I have ran Windows Memory Diagnostic and result came back with no error. But when I tried using Memtest86, I have been getting freezes twice during the scan (usually at Test 2) and upon resetting it, those beeps came back and the system never boot up.

I am aware that Memtest86 have some issues with regards to multiple core processors which I have set to single CPU core and read that switching the CSM on under the UEFI BIOS may be another fix to this.

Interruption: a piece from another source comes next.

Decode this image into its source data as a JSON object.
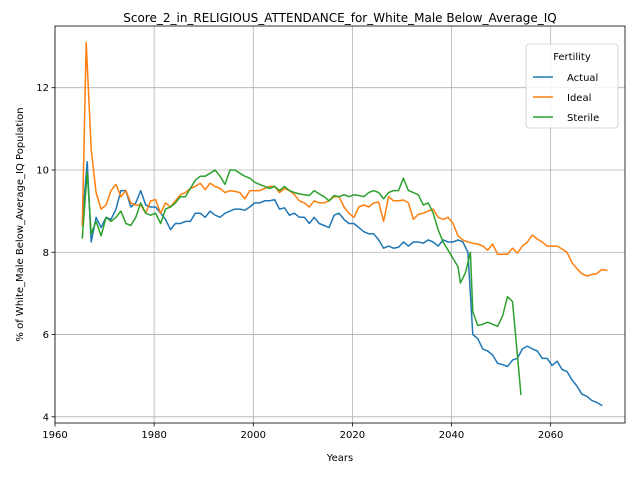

However, I am starting to wonder if it's the main problem itself is causing Memtest86 and the scan to freeze and not because of the test program itself (couldn't try the CSM switch because of the constant failure to boot up after the beep codes).

Based on this scenario with Memtest86 kept freezing and couldn't run a full scan, is it safe to assume and conclude it's my RAM or it's another issue like my MB itself or the GPU as per the beep codes matching AMI BIOS instead?

As for the one Memtest86 test done, received remark that my RAM is vulnerable to high frequency row hammer bit flips.
 
Solution
Well if you get cheap pair of DDR3 ram and test it out yourself it might be the culprit that you have. I always have spare 1 pair of DDR3 for my system (2x2GB).
Since its obviously that it froze on memtest.